Much has been made of the violence in Volt, and surely Alan Heathcock knows violence well. But what he knows better is that violence, even murder, is not the greatest wrong one can commit. The wrongs that follow the violence disturb and instruct in ways violence alone cannot. Heathcock also understands, as do his characters, that violence creates a rift that separates one’s past life from one’s future life; one’s previous self from a new self yet to be formed.
“The Staying Freight” sets the tone when Winslow, a farmer who is “thirty-eight and well respected”, accidentally kills his son with his plow. The simplicity and acuity with which the act is captured stops one cold. “Winslow simply didn’t see the boy running across the field. [He]… whirled to see what he’d plowed, and back there lay a boy like something fallen from the sky.” The reader’s shock is soon replaced by a gnawing longing to undo what cannot be undone.

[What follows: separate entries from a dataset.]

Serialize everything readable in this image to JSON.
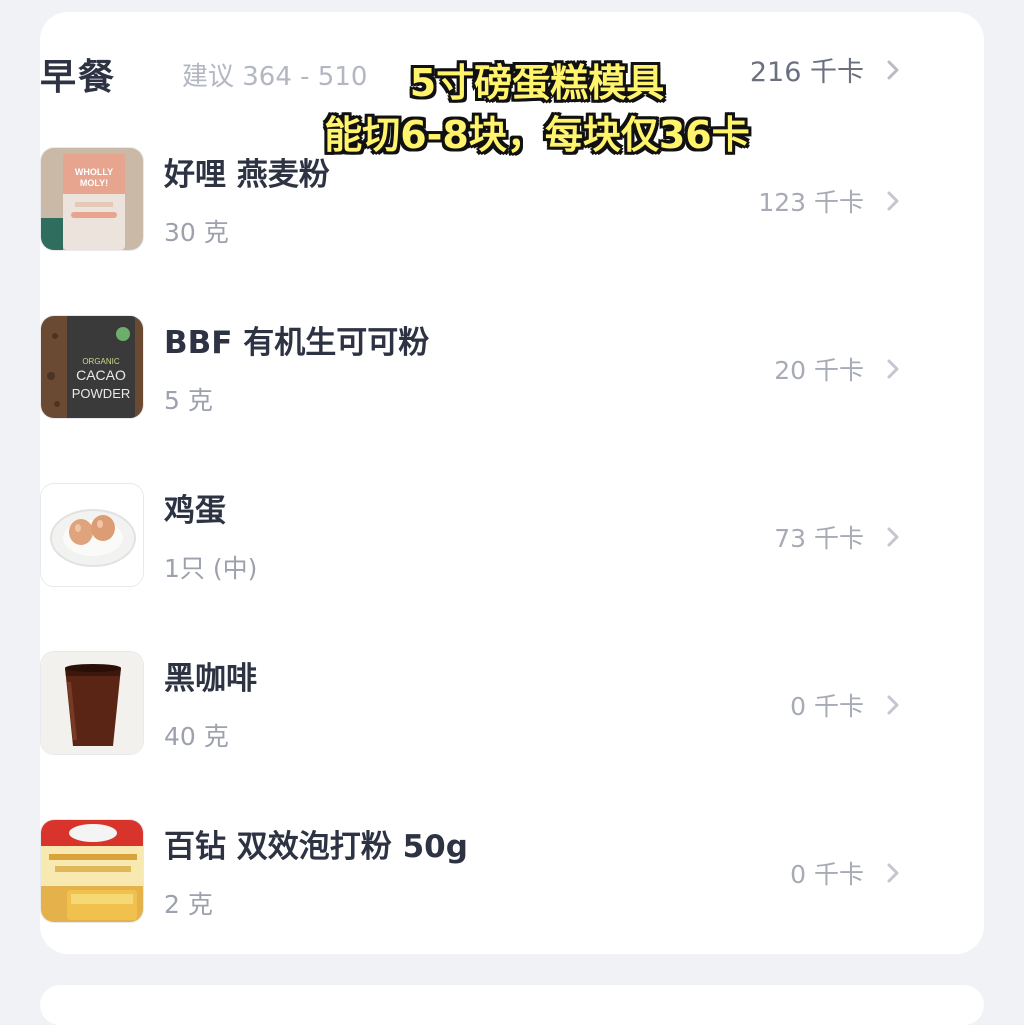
{
  "meal": {
    "title": "早餐",
    "suggestion": "建议 364 - 510",
    "total_kcal": "216 千卡"
  },
  "overlay": {
    "line1": "5寸磅蛋糕模具",
    "line2": "能切6-8块，每块仅36卡"
  },
  "foods": [
    {
      "name": "好哩 燕麦粉",
      "qty": "30 克",
      "kcal": "123 千卡",
      "thumb": "oat-flour-bag"
    },
    {
      "name": "BBF 有机生可可粉",
      "qty": "5 克",
      "kcal": "20 千卡",
      "thumb": "cacao-powder-bag"
    },
    {
      "name": "鸡蛋",
      "qty": "1只 (中)",
      "kcal": "73 千卡",
      "thumb": "eggs-on-plate"
    },
    {
      "name": "黑咖啡",
      "qty": "40 克",
      "kcal": "0 千卡",
      "thumb": "black-coffee-cup"
    },
    {
      "name": "百钻 双效泡打粉 50g",
      "qty": "2 克",
      "kcal": "0 千卡",
      "thumb": "baking-powder-pack"
    }
  ],
  "thumb_labels": {
    "oat": "WHOLLY MOLY!",
    "cacao": "ORGANIC CACAO POWDER"
  }
}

It’s how Winslow responds that concerns Heathcock and grips the reader. Winslow later accidentally harms his wife then leaves the house for, as he writes in a note, “…a walk. Be back soon.” The “walk” turns into a flight from home as he cannot bear to return, thinking, “Now and forever I will be the man what killed his boy. A man what shoved his wife.” But those were accidents. The greater wrong is that he makes the choice to keep venturing farther from his wife with each new step, leaving her alone in her own grief. What befalls Winslow is a tale of near fable proportions, grounded in a realism that keeps you with Winslow, hoping he makes it home.
In one story an act of murder by tire iron pales beside the murderer’s subsequent action to involve his son in the grotesque cover up. In another story, the violence glimpsed at the end is not as villainous as the lengths a young soldier on furlough goes to manipulate a friend into exacting that violence and to trick a girl into witnessing it.
But if Volt is rife with violence and its aftermath, it is tempered with quiet reflective moments, and a pair of subtler stories where violence is in the background or rises to no greater offense than a quiet boy punching another boy for being called a queer. There is the backdrop of a gorgeous yet harsh natural world, where blue skies quickly turn cloudy and rains fall so hard that floods change the course of lives. The violence is also balanced against other characters lucky enough to have escaped violence; folks such as the pastors and shop owners and farmers who live within the law and long for order, understanding, faith, and community.
In “The Daughter”, a woman named Miriam loses her elderly mother to violence during the commission of another crime. Afterward, Miriam, who lives alone on a farm, has a maze created in her corn field and spends her time apart from the others in town as she has “an unsettled yearning to be apart from all things human.” When her college-age daughter returns home to care for her, the story takes as many strange twists as the maze itself and you wonder which of the two women the daughter of the title is. If we can glean anything from these stunning stories it is that each of us is a daughter or son, father or mother, brother or sister. None of us is apart from the other. When a pastor says to Miriam, “You’re not alone,” Miriam insists “Sometimes you are.” But the pastor gets the last word: “That’s not true. Not ever.” It is when we behave as though we are alone that the trouble starts. And once it starts, it is without end as it echoes in our bones the rest of our days.
Heathcock understands this. To understand is one thing, to write such unflinching and harrowing stories about it with such grace and empathy is another. These are truly singular, fully American stories; about violence, yes, but more so in the end about faith, forgiveness, and community. About life. Not death. Written whole by a gifted writer.